ISIL claims execution of Arab Israeli accused of spying: video

ISIL claims execution of Arab Israeli accused of spying: video

BEIRUT - Agence France-Presse
ISIL claims execution of Arab Israeli accused of spying: video

The mother and father of Muhammad Musallam, an Israeli Arab held by ISIL in Syria as an alleged spy, react beside a picture of him in their East Jerusalem home March 10, 2015. REUTERS Photo

The Islamic State of Iraq and the Levant (ISIL) released a video March 10 purporting to show a young boy executing an Arab Israeli who it claimed infiltrated the group in Syria to spy for the Jewish state.
      
In the video, a youth identifying himself as 19-year-old Mohammed Said Ismail Musallam recounts how he was recruited by Israeli intelligence.
      
Dressed in an orange jumpsuit that is standard in videos of ISIL executions, he is shown kneeling in front of the boy, who appears to be no more than 12 years old, and a man standing at his side.
      
The man, speaking in French, issues threats against Jews in France, before the boy walks around in front of the hostage and then shoots him in the forehead using a pistol.
     
The boy, who shouts "Allahu Akbar" ("God is greatest" in Arabic), then shoots the man four more times as he lies on the ground.
      
In February, Musallam's father denied in comments to AFP the IS claim that his son was an Israeli agent.
      
"My son is innocent; ISIL accused him of working for Mossad because he tried to run away," Said Musallam said, claiming that his son had travelled to Syria to join the jihadists.
      
Following release of the video Tuesday, Musallam said he did "not know anything".
      
"People are calling us; they told us ISIL sent a video in which Mohammed says he works for the Israeli Shin Bet. That's not true; my son doesn't work for the Shin Bet. IS did this to scare the world.
      
"He's dead, he's a martyr. Mohammed is just a child, like a baby, only 19 years old."                       
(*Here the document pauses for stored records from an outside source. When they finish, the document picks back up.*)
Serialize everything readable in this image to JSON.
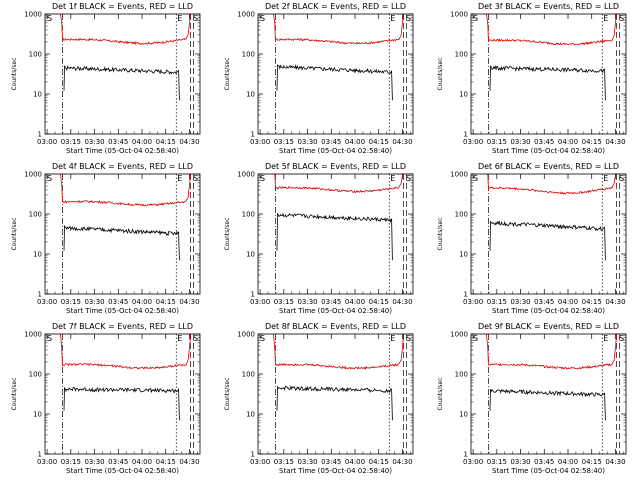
{
  "common": {
    "ylabel": "Counts/sec",
    "xlabel": "Start Time (05-Oct-04 02:58:40)",
    "x_ticks": [
      "03:00",
      "03:15",
      "03:30",
      "03:45",
      "04:00",
      "04:15",
      "04:30"
    ],
    "y_ticks": [
      "1",
      "10",
      "100",
      "1000"
    ],
    "title_suffix": " BLACK = Events, RED = LLD",
    "series_colors": {
      "events": "#000000",
      "lld": "#dd0000"
    },
    "marker_S": "S",
    "marker_E": "E"
  },
  "chart_data": [
    {
      "type": "line",
      "title": "Det 1f BLACK = Events, RED = LLD",
      "xlim_min": [
        0,
        98
      ],
      "ylim": [
        1,
        1000
      ],
      "yscale": "log",
      "series": [
        {
          "key": "lld",
          "values": {
            "start_min": 11,
            "end_min": 92,
            "level": 230,
            "dip": 180
          }
        },
        {
          "key": "events",
          "values": {
            "start_min": 12,
            "end_min": 85,
            "level": 45,
            "end_level": 35
          }
        }
      ],
      "vlines_min": [
        11,
        83,
        92,
        94
      ]
    },
    {
      "type": "line",
      "title": "Det 2f BLACK = Events, RED = LLD",
      "xlim_min": [
        0,
        98
      ],
      "ylim": [
        1,
        1000
      ],
      "yscale": "log",
      "series": [
        {
          "key": "lld",
          "values": {
            "start_min": 11,
            "end_min": 92,
            "level": 230,
            "dip": 180
          }
        },
        {
          "key": "events",
          "values": {
            "start_min": 12,
            "end_min": 85,
            "level": 48,
            "end_level": 35
          }
        }
      ],
      "vlines_min": [
        11,
        83,
        92,
        94
      ]
    },
    {
      "type": "line",
      "title": "Det 3f BLACK = Events, RED = LLD",
      "xlim_min": [
        0,
        98
      ],
      "ylim": [
        1,
        1000
      ],
      "yscale": "log",
      "series": [
        {
          "key": "lld",
          "values": {
            "start_min": 11,
            "end_min": 92,
            "level": 220,
            "dip": 170
          }
        },
        {
          "key": "events",
          "values": {
            "start_min": 12,
            "end_min": 85,
            "level": 45,
            "end_level": 38
          }
        }
      ],
      "vlines_min": [
        11,
        83,
        92,
        94
      ]
    },
    {
      "type": "line",
      "title": "Det 4f BLACK = Events, RED = LLD",
      "xlim_min": [
        0,
        98
      ],
      "ylim": [
        1,
        1000
      ],
      "yscale": "log",
      "series": [
        {
          "key": "lld",
          "values": {
            "start_min": 11,
            "end_min": 92,
            "level": 200,
            "dip": 170
          }
        },
        {
          "key": "events",
          "values": {
            "start_min": 12,
            "end_min": 85,
            "level": 45,
            "end_level": 32
          }
        }
      ],
      "vlines_min": [
        11,
        83,
        92,
        94
      ]
    },
    {
      "type": "line",
      "title": "Det 5f BLACK = Events, RED = LLD",
      "xlim_min": [
        0,
        98
      ],
      "ylim": [
        1,
        1000
      ],
      "yscale": "log",
      "series": [
        {
          "key": "lld",
          "values": {
            "start_min": 11,
            "end_min": 92,
            "level": 450,
            "dip": 360
          }
        },
        {
          "key": "events",
          "values": {
            "start_min": 12,
            "end_min": 85,
            "level": 95,
            "end_level": 70
          }
        }
      ],
      "vlines_min": [
        11,
        83,
        92,
        94
      ]
    },
    {
      "type": "line",
      "title": "Det 6f BLACK = Events, RED = LLD",
      "xlim_min": [
        0,
        98
      ],
      "ylim": [
        1,
        1000
      ],
      "yscale": "log",
      "series": [
        {
          "key": "lld",
          "values": {
            "start_min": 11,
            "end_min": 92,
            "level": 450,
            "dip": 300
          }
        },
        {
          "key": "events",
          "values": {
            "start_min": 12,
            "end_min": 85,
            "level": 60,
            "end_level": 42
          }
        }
      ],
      "vlines_min": [
        11,
        83,
        92,
        94
      ]
    },
    {
      "type": "line",
      "title": "Det 7f BLACK = Events, RED = LLD",
      "xlim_min": [
        0,
        98
      ],
      "ylim": [
        1,
        1000
      ],
      "yscale": "log",
      "series": [
        {
          "key": "lld",
          "values": {
            "start_min": 11,
            "end_min": 92,
            "level": 170,
            "dip": 140
          }
        },
        {
          "key": "events",
          "values": {
            "start_min": 12,
            "end_min": 85,
            "level": 42,
            "end_level": 38
          }
        }
      ],
      "vlines_min": [
        11,
        83,
        92,
        94
      ]
    },
    {
      "type": "line",
      "title": "Det 8f BLACK = Events, RED = LLD",
      "xlim_min": [
        0,
        98
      ],
      "ylim": [
        1,
        1000
      ],
      "yscale": "log",
      "series": [
        {
          "key": "lld",
          "values": {
            "start_min": 11,
            "end_min": 92,
            "level": 170,
            "dip": 140
          }
        },
        {
          "key": "events",
          "values": {
            "start_min": 12,
            "end_min": 85,
            "level": 45,
            "end_level": 38
          }
        }
      ],
      "vlines_min": [
        11,
        83,
        92,
        94
      ]
    },
    {
      "type": "line",
      "title": "Det 9f BLACK = Events, RED = LLD",
      "xlim_min": [
        0,
        98
      ],
      "ylim": [
        1,
        1000
      ],
      "yscale": "log",
      "series": [
        {
          "key": "lld",
          "values": {
            "start_min": 11,
            "end_min": 92,
            "level": 170,
            "dip": 140
          }
        },
        {
          "key": "events",
          "values": {
            "start_min": 12,
            "end_min": 85,
            "level": 38,
            "end_level": 30
          }
        }
      ],
      "vlines_min": [
        11,
        83,
        92,
        94
      ]
    }
  ]
}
"He is absolutely not religious," Musallam said earlier, adding that perhaps his son had been recruited through the Internet.
      
Dabiq, the ISIL online English-language magazine, said Mohammed had been tasked by Israel with gathering information on ISIL bases and weapons and on Palestinians volunteering to fight for the group in Syria.
      
A spokesman for Israel's Shin Bet security service told AFP Mohammed had left home on October 24 "on his own initiative", implying that he had not been sent by Israel.
      
Official Israeli policy is not to comment on such allegations.
      
The Shin Bet spokesman said Mohammed travelled from Israel to Turkey and "from there crossed to Syria and joined IS to fight for the organisation".
      
Said Musallam said his son, an Israeli citizen, abandoned his national service in the fire department to join ISIL.
      
He said the last time they spoke by phone Mohammed was in Raqa, the self-proclaimed capital of the jihadist "caliphate" in northern Syria.
      
He said his son wanted to return home after having completing basic training.
      
He said he was very worried about his son's fate at the hands of ISIL, which has brutally executed many prisoners in recent months.
      
Asked if he could raise a ransom in exchange for his son, the father said he was a mere bus driver with no property or assets to his name.
      
The family lives in the Jewish settlement neighbourhood of Neve Yaakov in Israeli-annexed east Jerusalem.
      
Said Musallam was born in the occupied West Bank but said his four children have Israeli passports.
      
According to Dabiq, Mohammed was recruited in Neve Yaakov by a Jewish neighbour working for the security services and was given away by his behaviour and his refusal to obey a commander.
      
The execution video released Tuesday was one of several produced by ISIL, starting with the beheading last August of American journalist James Foley and more recently including the burning to death of a captured Jordanian pilot and the beheading of 21 Coptic Christians.
      
Dalia Ghanem-Yazbeck, an analyst at the Carnegie Middle East Center in Beirut, said the videos tend to coincide with jihadist military setbacks.
      
"With each military reverse... ISIL comes out with a shock video so that people will talk about them. This is a way to compensate for the military defeat with propaganda," she said.
      
Since early this month, Iraq forces have besieged Tikrit, a city captured by ISIL in a lightning sweep across the country's north last summer.
      
The video campaign is also seen by analysts as a recruitment vehicle for ISıL, which is thought to have between 25,000 and 80,000 fighters, including thousands of foreigners.